Tarsus Cezaevi’nde 12 Eylül uygulaması: IŞİD’liler siyasi tutuklularla aynı koğuşa konuluyor

İşkence ve kötü muamele iddialarıyla gündemden düşmeyen Tarsus Cezaevi’nde bu kez de 12 Eylül askeri darbesinin ürünü olan “karıştır-barıştır” isimli uygulamanın devreye konulduğu belirtiliyor

İşkence ve kötü muamele iddialarıyla gündemden düşmeyen Tarsus Cezaevi’nde bu kez de 12 Eylül askeri darbesinin ürünü olan “karıştır-barıştır” isimli uygulamanın devreye konulduğu belirtiliyor. Adana Barosu Cezaevi İzleme Komisyonu yetkililerinin aktardığına göre uygulamanın devreye konulmasıyla birlikte PKK’li ve sol örgütlerden tutuklu bulunan kadınların koğuşlarına IŞİD’liler konulmaya başlandı.

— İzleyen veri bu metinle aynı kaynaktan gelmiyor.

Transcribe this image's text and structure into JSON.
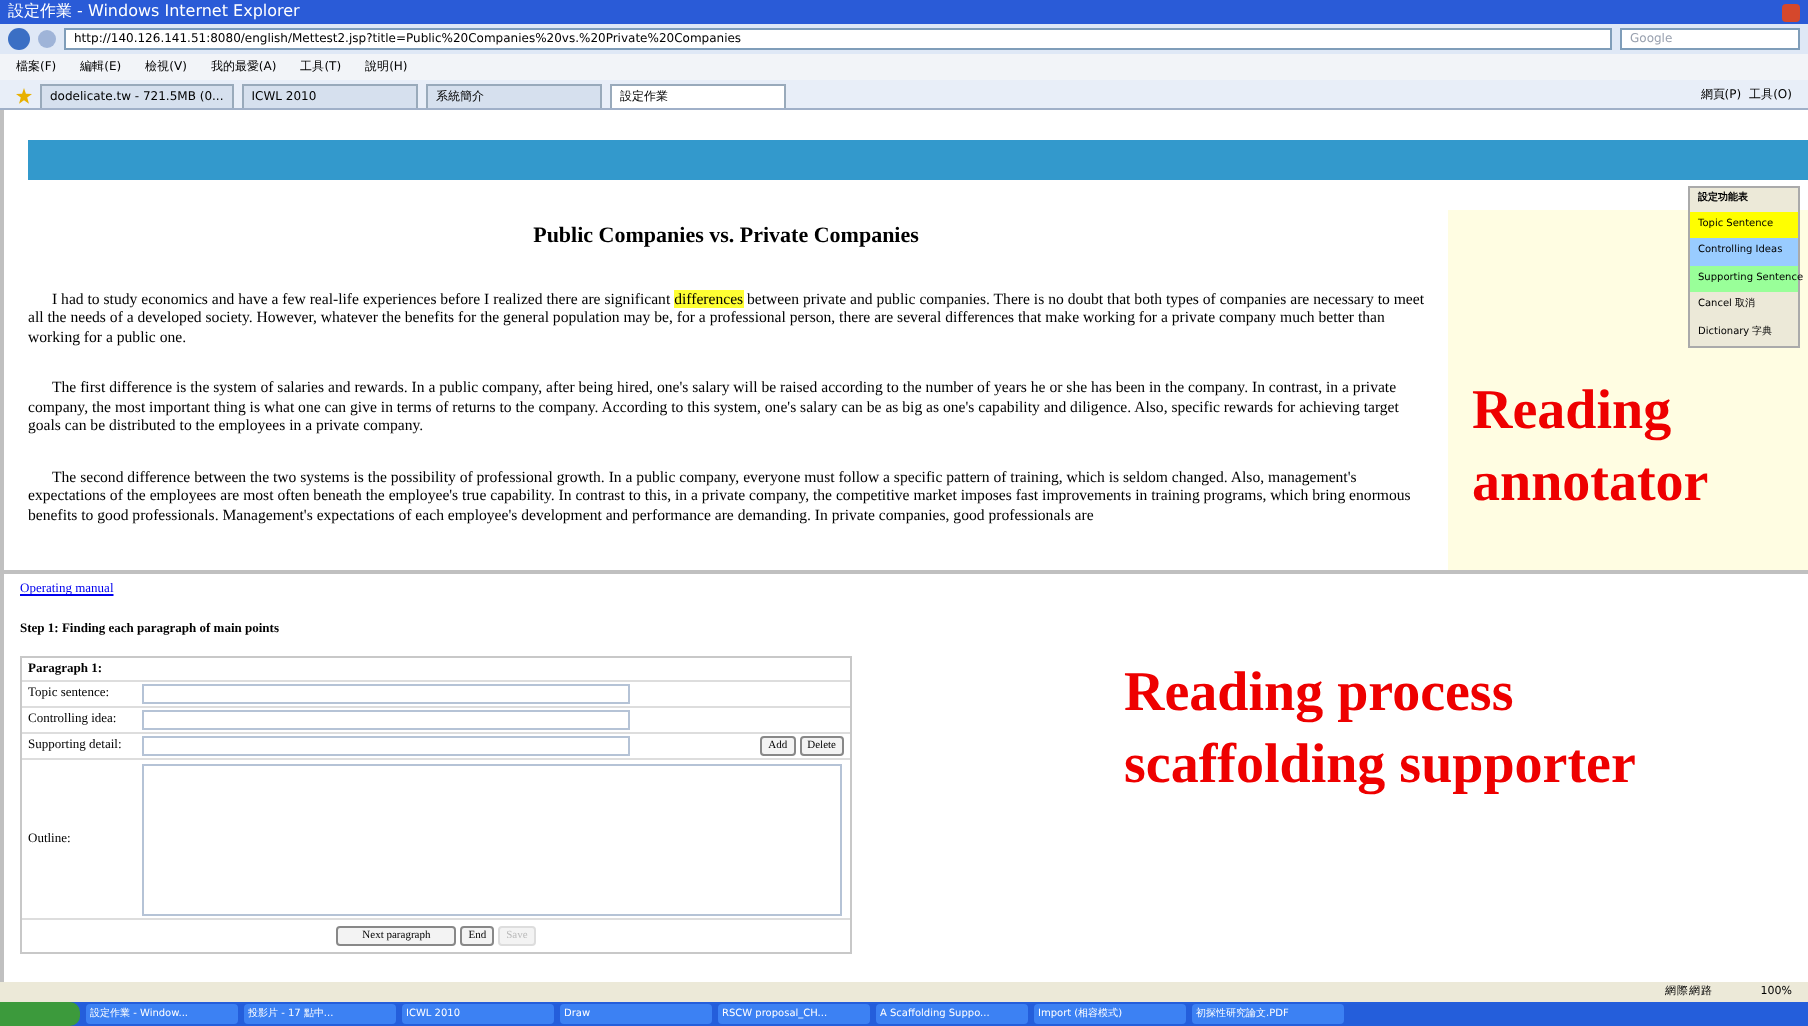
{
  "window": {
    "title": "設定作業 - Windows Internet Explorer"
  },
  "address_bar": {
    "url": "http://140.126.141.51:8080/english/Mettest2.jsp?title=Public%20Companies%20vs.%20Private%20Companies",
    "search_placeholder": "Google"
  },
  "menu_bar": [
    "檔案(F)",
    "編輯(E)",
    "檢視(V)",
    "我的最愛(A)",
    "工具(T)",
    "說明(H)"
  ],
  "tabs": [
    {
      "label": "dodelicate.tw - 721.5MB (0...",
      "selected": false
    },
    {
      "label": "ICWL 2010",
      "selected": false
    },
    {
      "label": "系統簡介",
      "selected": false
    },
    {
      "label": "設定作業",
      "selected": true
    }
  ],
  "toolbar_right": [
    "網頁(P)",
    "工具(O)"
  ],
  "article": {
    "title": "Public Companies vs. Private Companies",
    "paragraphs": [
      [
        {
          "text": "I had to study economics and have a few real-life experiences before I realized there are significant ",
          "highlight": false
        },
        {
          "text": "differences",
          "highlight": true
        },
        {
          "text": " between private and public companies. There is no doubt that both types of companies are necessary to meet all the needs of a developed society. However, whatever the benefits for the general population may be, for a professional person, there are several differences that make working for a private company much better than working for a public one.",
          "highlight": false
        }
      ],
      [
        {
          "text": "The first difference is the system of salaries and rewards. In a public company, after being hired, one's salary will be raised according to the number of years he or she has been in the company. In contrast, in a private company, the most important thing is what one can give in terms of returns to the company. According to this system, one's salary can be as big as one's capability and diligence. Also, specific rewards for achieving target goals can be distributed to the employees in a private company.",
          "highlight": false
        }
      ],
      [
        {
          "text": "The second difference between the two systems is the possibility of professional growth. In a public company, everyone must follow a specific pattern of training, which is seldom changed. Also, management's expectations of the employees are most often beneath the employee's true capability. In contrast to this, in a private company, the competitive market imposes fast improvements in training programs, which bring enormous benefits to good professionals. Management's expectations of each employee's development and performance are demanding. In private companies, good professionals are",
          "highlight": false
        }
      ]
    ]
  },
  "annotator_menu": {
    "title": "設定功能表",
    "items": [
      {
        "label": "Topic Sentence",
        "color": "#ffff00"
      },
      {
        "label": "Controlling Ideas",
        "color": "#99ccff"
      },
      {
        "label": "Supporting Sentence",
        "color": "#99ff99"
      },
      {
        "label": "Cancel  取消",
        "color": "#ece9d8"
      },
      {
        "label": "Dictionary  字典",
        "color": "#ece9d8"
      }
    ]
  },
  "annotations": [
    "Reading annotator",
    "Reading process scaffolding supporter"
  ],
  "supporter": {
    "manual_link": "Operating manual",
    "step": "Step 1: Finding each paragraph of main points",
    "paragraph_label": "Paragraph 1:",
    "fields": [
      {
        "label": "Topic sentence:",
        "kind": "text"
      },
      {
        "label": "Controlling idea:",
        "kind": "text"
      },
      {
        "label": "Supporting detail:",
        "kind": "buttons"
      }
    ],
    "detail_buttons": [
      "Add",
      "Delete"
    ],
    "outline_label": "Outline:",
    "buttons": [
      {
        "label": "Next paragraph",
        "disabled": false
      },
      {
        "label": "End",
        "disabled": false
      },
      {
        "label": "Save",
        "disabled": true
      }
    ]
  },
  "status_bar": {
    "zone": "網際網路",
    "zoom": "100%"
  },
  "taskbar": [
    "設定作業 - Window...",
    "投影片 - 17 點中...",
    "ICWL 2010",
    "Draw",
    "RSCW proposal_CH...",
    "A Scaffolding Suppo...",
    "Import (相容模式)",
    "初探性研究論文.PDF"
  ]
}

İşkence ve kötü muamele iddialarıyla gündemden düşmeyen Tarsus T Tipi Kapalı Cezaevi’nde, 12 Eylül askeri darbe ürünü olan “karıştır-barıştır” uygulamasının devreye konulduğu öğrenildi.

Buna göre cezaevinde PKK’li ve sol örgütlerden tutuklu bulunan kadınların koğuşlarına IŞİD’den tutuklanan kadınların konulmaya başlandığı belirtiliyor.

Cezaevindeki Wernicke Korsakoff hastası feminist yazar Aslıhan Gençay ile görüşen Adana Barosu Cezaevi İzleme Komisyonu Başkanı Avukat Tugay Bek’in konuya dair aktarımı şöyle:

Bu durum son derece kaygı verici bir durum. 12 Eylül’ü hatırlatıyor. Mahkumların can güvenliği, sağlığı açısından da tehlikeli bir durum. Zira farklı düşünce ve ideolojilerden tutulan kişi ve örgütlerin aynı koğuşlarda bulunuyor olması her an birbirlerine saldırı pratiğinin gelişmesinin önünü açıyor. Dışarıda da bu yapı ve örgütler halen fiilen Irak ve Suriye’de birbiriyle çatışma halindeler. Bunun biliniyor olmasına rağmen, tutukluların aynı koğuşa konuluyor olması bir provokasyon. Bunun dışında izah edilebilecek bir yanı yok.

Cezaevi idareleri, ne yazık ki gerilim politikası uygulamaktadır. Bu uygulamanın cezaevindeki mahkumların içeride geçirdikleri yaşamın çekilmez kılmak amacı taşıdığı düşüncesindeyim. Bir an önce yasal prosedürün uygulanmasını ve tekrardan farklı suçlardan tutuklu mahkumların kendi suçları ve örgütleriyle aynı koğuşlarda tutulması yasal bir zorunluluk. Bu yasaların da cezaevi idareleri tarafından bir an önce uygulaması gerekmektedir.

Hasta tutuklu Gençay’ın durumu

Avukat Tugay Bek ayrıca tutuklu Aslıhan Gençay’ın IŞİD’den tutuklu kişinin koğuştan çıkarılması için cezaevi idaresine başvuru yaptığını ancak hala aynı koğuşta kaldıklarını da aktardı.

Bek ayrıca, Gençay’ın daha önce hastalığı nedeniyle tahliye edildiğini ve bir yıl önce tekrardan tutuklandığını ifade ederek, bir yıldır cezaevinde ciddi hastalıklar yaşadığını dile getirdi.

Bek, Sincan Kadın Kapalı Cezaevi’nden Tarsus T Tipi Kapalı Cezaevi’ne sevk edilen Gençay’ın sevk sırasında ve sonrasında kötü muameleye maruz kaldığını, bir hafta boyunca darp edildiğini ifade etti.

Doktor heyeti tarafından “cezaevinde kalamaz” raporu verilmesi halinde Gençay’ın tahliye edileceğini belirten avukat Bek, “Gençay, rahminde bir kist olması sebebiyle sürekli kanama geçirdiğini ve bu kanamalar nedeniyle düzenli beslenmesi ve tedavisinin yapılması gerektiğini bize iletti. Cezaevi İdaresi yükümlülüklerini yerine getirmeli” dedi.

13 tutuklu 15 Ağustos’tan beri açlık grevinde

Öte yandan 13 kadın tutuklunun cezaevi koşullarının düzeltilmesi ve yasal haklarının verilmesi talebiyle 15 Ağustos’ta başlattığı süresiz dönüşümsüz açlık grevi eylemi de 7’nci gününe girdi.